Facts about Shirley Mason
Shirley Mason Biography
Shirley Mason’s story was told in Sybil, a bestselling book of the 1970s that described a woman with 16 personalities — what was then called Multiple Personality Disorder and is now called Dissociative Identity Disorder. Mason grew up in a small town in Minnesota and was plagued with emotional and physical ailments, yet still managed to get a degree in art in 1949 from Mankato State Teachers College (now Minnesota State University Mankato). While in college, she had a breakdown and sought treatment in Omaha, Nebraska with Dr. Cornelia Wilbur, a psychiatrist. Although she only had a few meetings with Wilbur, Mason developed an attachment. Nine years later, Mason was at Columbia University’s Teachers College working on a graduate degree and Dr.

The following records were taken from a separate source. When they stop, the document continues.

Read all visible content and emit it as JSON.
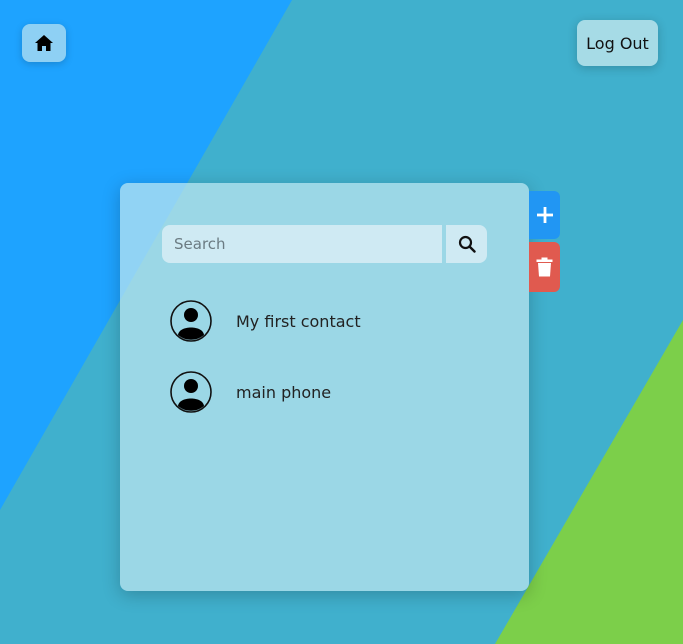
{
  "colors": {
    "bg_left": "#1ea3ff",
    "bg_mid": "#40b0cd",
    "bg_green": "#7ccf4a",
    "panel": "#bee6f0",
    "add": "#2196f3",
    "delete": "#e05a4f"
  },
  "header": {
    "home_icon": "home-icon",
    "logout_label": "Log Out"
  },
  "search": {
    "placeholder": "Search",
    "value": "",
    "icon": "search-icon"
  },
  "contacts": [
    {
      "name": "My first contact",
      "icon": "person-icon"
    },
    {
      "name": "main phone",
      "icon": "person-icon"
    }
  ],
  "side_actions": {
    "add_icon": "plus-icon",
    "delete_icon": "trash-icon"
  }
}
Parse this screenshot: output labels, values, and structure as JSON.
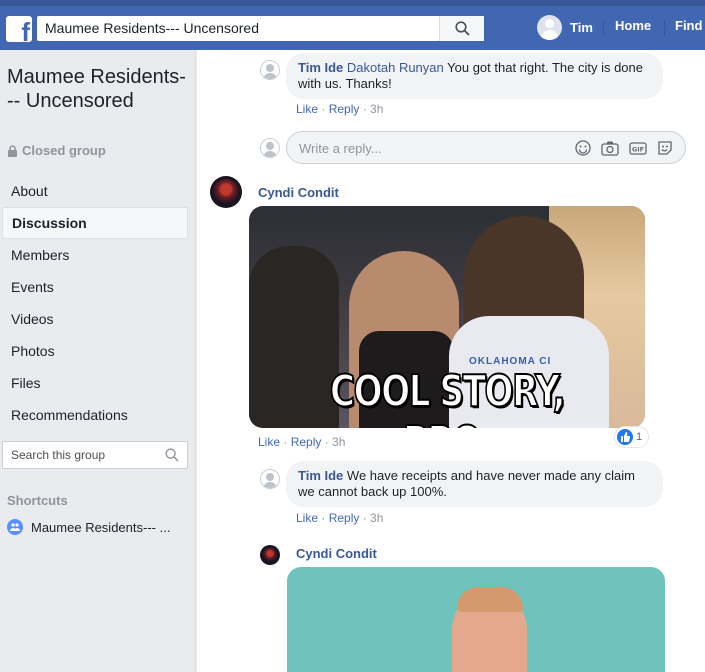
{
  "topbar": {
    "logo": "f",
    "search_value": "Maumee Residents--- Uncensored",
    "user_name": "Tim",
    "home": "Home",
    "find": "Find"
  },
  "sidebar": {
    "group_name": "Maumee Residents--- Uncensored",
    "privacy": "Closed group",
    "nav": [
      "About",
      "Discussion",
      "Members",
      "Events",
      "Videos",
      "Photos",
      "Files",
      "Recommendations"
    ],
    "active_nav": "Discussion",
    "search_placeholder": "Search this group",
    "shortcuts_heading": "Shortcuts",
    "shortcut_item": "Maumee Residents--- ..."
  },
  "feed": {
    "comment1": {
      "author": "Tim Ide",
      "tag": "Dakotah Runyan",
      "text": "You got that right. The city is done with us. Thanks!",
      "like": "Like",
      "reply": "Reply",
      "time": "3h"
    },
    "reply_placeholder": "Write a reply...",
    "post1": {
      "author": "Cyndi Condit",
      "gif_caption": "COOL STORY, BRO.",
      "gif_jersey": "OKLAHOMA CI",
      "like": "Like",
      "reply": "Reply",
      "time": "3h",
      "like_count": "1"
    },
    "comment2": {
      "author": "Tim Ide",
      "text": "We have receipts and have never made any claim we cannot back up 100%.",
      "like": "Like",
      "reply": "Reply",
      "time": "3h"
    },
    "post2": {
      "author": "Cyndi Condit"
    }
  },
  "colors": {
    "brand_blue": "#4267b2",
    "link_blue": "#385898",
    "bubble_gray": "#f2f3f5",
    "page_bg": "#e9ebee"
  },
  "icons": [
    "facebook-logo-icon",
    "search-icon",
    "lock-icon",
    "group-icon",
    "emoji-icon",
    "camera-icon",
    "gif-icon",
    "sticker-icon",
    "like-icon"
  ]
}
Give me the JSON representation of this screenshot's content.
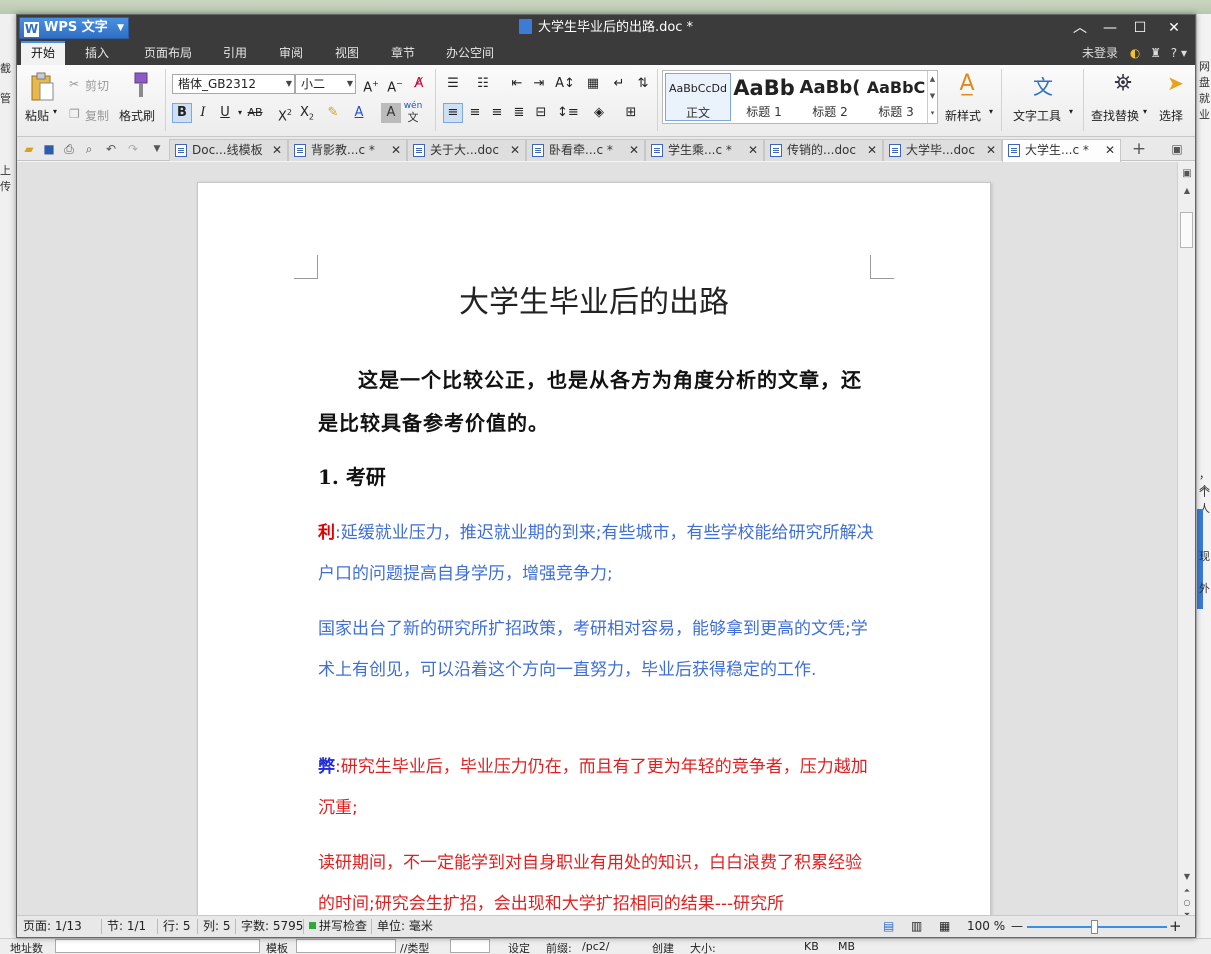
{
  "app": {
    "name": "WPS 文字",
    "doc_title": "大学生毕业后的出路.doc *",
    "login": "未登录"
  },
  "menu": [
    "开始",
    "插入",
    "页面布局",
    "引用",
    "审阅",
    "视图",
    "章节",
    "办公空间"
  ],
  "ribbon": {
    "paste": "粘贴",
    "cut": "剪切",
    "copy": "复制",
    "format_painter": "格式刷",
    "font_name": "楷体_GB2312",
    "font_size": "小二",
    "ruby_glyph": "wén",
    "styles": [
      {
        "preview": "AaBbCcDd",
        "name": "正文"
      },
      {
        "preview": "AaBb",
        "name": "标题 1"
      },
      {
        "preview": "AaBb(",
        "name": "标题 2"
      },
      {
        "preview": "AaBbC",
        "name": "标题 3"
      }
    ],
    "new_style": "新样式",
    "text_tools": "文字工具",
    "find_replace": "查找替换",
    "select": "选择"
  },
  "tabs": [
    {
      "label": "Doc...线模板",
      "active": false
    },
    {
      "label": "背影教...c *",
      "active": false
    },
    {
      "label": "关于大...doc",
      "active": false
    },
    {
      "label": "卧看牵...c *",
      "active": false
    },
    {
      "label": "学生乘...c *",
      "active": false
    },
    {
      "label": "传销的...doc",
      "active": false
    },
    {
      "label": "大学毕...doc",
      "active": false
    },
    {
      "label": "大学生...c *",
      "active": true
    }
  ],
  "document": {
    "title": "大学生毕业后的出路",
    "intro": "这是一个比较公正，也是从各方为角度分析的文章，还是比较具备参考价值的。",
    "section1": "1. 考研",
    "pro_label": "利",
    "pro_p1": ":延缓就业压力，推迟就业期的到来;有些城市，有些学校能给研究所解决户口的问题提高自身学历，增强竞争力;",
    "pro_p2": "国家出台了新的研究所扩招政策，考研相对容易，能够拿到更高的文凭;学术上有创见，可以沿着这个方向一直努力，毕业后获得稳定的工作.",
    "con_label": "弊",
    "con_p1": ":研究生毕业后，毕业压力仍在，而且有了更为年轻的竞争者，压力越加沉重;",
    "con_p2": "读研期间，不一定能学到对自身职业有用处的知识，白白浪费了积累经验的时间;研究会生扩招，会出现和大学扩招相同的结果---研究所"
  },
  "status": {
    "page": "页面: 1/13",
    "section": "节: 1/1",
    "row": "行: 5",
    "col": "列: 5",
    "words": "字数: 5795",
    "spell": "拼写检查",
    "unit": "单位: 毫米",
    "zoom": "100 %"
  },
  "background": {
    "left_1": "截",
    "left_2": "管",
    "left_3": "上传",
    "right_1": "网盘",
    "right_2": "就业",
    "right_3": "，个",
    "right_4": "个人",
    "right_5": "现",
    "right_6": "外",
    "bottom_1": "地址数",
    "bottom_2": "模板",
    "bottom_3": "//类型",
    "bottom_4": "设定",
    "bottom_5": "前缀:",
    "bottom_6": "/pc2/",
    "bottom_7": "创建",
    "bottom_8": "大小:",
    "bottom_9": "KB",
    "bottom_10": "MB"
  }
}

Wilbur was practicing in New York, and Mason again began seeing Dr. Wilbur for psychiatric treatment. Between 1954 and 1965, Mason was Wilbur’s patient, and her incredible story made it into print at the hands of journalist Flora Schreiber in 1973. Sybil sold millions of copies and was made into a widely-seen TV movie (Sally Field won an Emmy for her starring role), and the idea of multiple personalities — especially as a result of childhood abuse — grabbed the popular consciousness. The true identity of “Sybil Dorsett” was not revealed until the late 1990s. Mason had been living in Lexington, Kentucky, keeping a low profile and operating an art business, while maintaining her relationship with Dr. Wilbur, who lived nearby. After her death in 1998, it became public knowledge that Mason was the woman described in Sybil, but questions arose as Dr. Wilbur’s methods, and skeptics suggested that Mason merely claimed to have several personalities to satisfy Dr. Wilbur. Although the debate rages on, Sybil stands as one of the first books to bring about public discussion of the disorder.
Extra credit
Sybil was again made into a movie in 2006.